Wietze. Der Naturschutzverband Nabu malt sich gute Chancen aus, den Betrieb des umstrittenen Geflügelgroßschlachthofs in Wietze (Landkreis Celle) stoppen zu können. "Wir werden möglicherweise kurzfristig einen Stilllegungsantrag stellen", kündigt Nabu-Anwalt Frank Niederstadt an. Für seinen Mandanten wäre das ein Etappensieg im Kampf gegen diese Anlage, die als die größte ihrer Art in Europa gilt. Er beruhte dann auf einer zufälligen Entdeckung: Ein im Auftrag des Nabu tätiger Sachverständiger für Immissionsschutz hat festgestellt, dass das fertige Bauwerk - dort werden seit Anfang September vergangenen Jahres Hähnchen zu Geflügelfleisch verarbeitet - von den behördenseitig abgesegneten Planungsunterlagen abweicht. Es hat nur vier statt der ursprünglich vorgesehenen zehn Schornsteine.
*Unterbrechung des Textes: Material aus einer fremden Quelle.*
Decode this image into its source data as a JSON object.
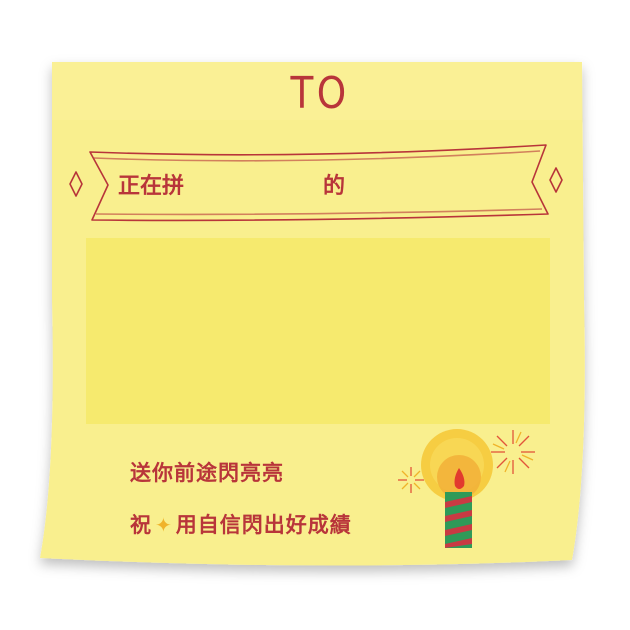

Sechs weniger: Wirkt sich eine derartige Veränderung nachteilig auf die Nachbarn aus, haben sie unter höheren Immissionen zu leiden, als ausgerechnet worden ist? Das gelte es nun schnell zu klären, sagt Anwalt Niederstadt. Und meint: "Falls es so ist, darf der Schlachthof nicht weiterbetrieben werden."

+++ Mastställe in der Warteschleife +++

Erörterungstermin vor dem Verwaltungsgericht Lüneburg. Die 2. Kammer hat ihre Sitzung für eine kurze Pause unterbrochen. Jurist Niederstadt steht auf dem Korridor vor Saal II, während er über die Chancen spricht, die ein Stilllegungsantrag haben könnte. Zwar geht es an diesem Morgen auch drinnen im Saal um Wietze. Der Nabu hat gegen den Genehmigungsbescheid des Gewerbeaufsichtsamtes Lüneburg geklagt, hält ihn für rechtswidrig. Die Schornstein-Frage ist insofern gar nicht Gegenstand dieser Verhandlung.

Doch was dann? Worüber wird verhandelt, was darf erörtert werden? Das sind Fragen, mit denen sich die Kammer unter ihrem Vorsitzenden Christoph Beyer in den kommenden Tagen auch zu befassen haben wird. Die Interessen der Beteiligten sind höchst unterschiedlicher Natur. Da ist eben der Nabu als Kläger, der alle Mittel sucht, den Betrieb des Großschlachthofs zu torpedieren. Da ist das beklagte Gewerbeaufsichtsamt Lüneburg, vertreten durch den Gewerbeoberamtsrat Heinrich Brammer und den Justiziar des Hauses, Holger Laackmann. Beiden scheint wichtig, dass die im Hause gefertigten Bescheide einer juristischen Prüfung standhalten. Da ist Karl Thedieck, Anwalt der Celler Land Frischgeflügel GmbH, die zur Rothkötter Unternehmensgruppe gehört. Die Firma hat den Status des "Beigeladenen". Ihr Ziel: ein ungestörter Produktionsablauf.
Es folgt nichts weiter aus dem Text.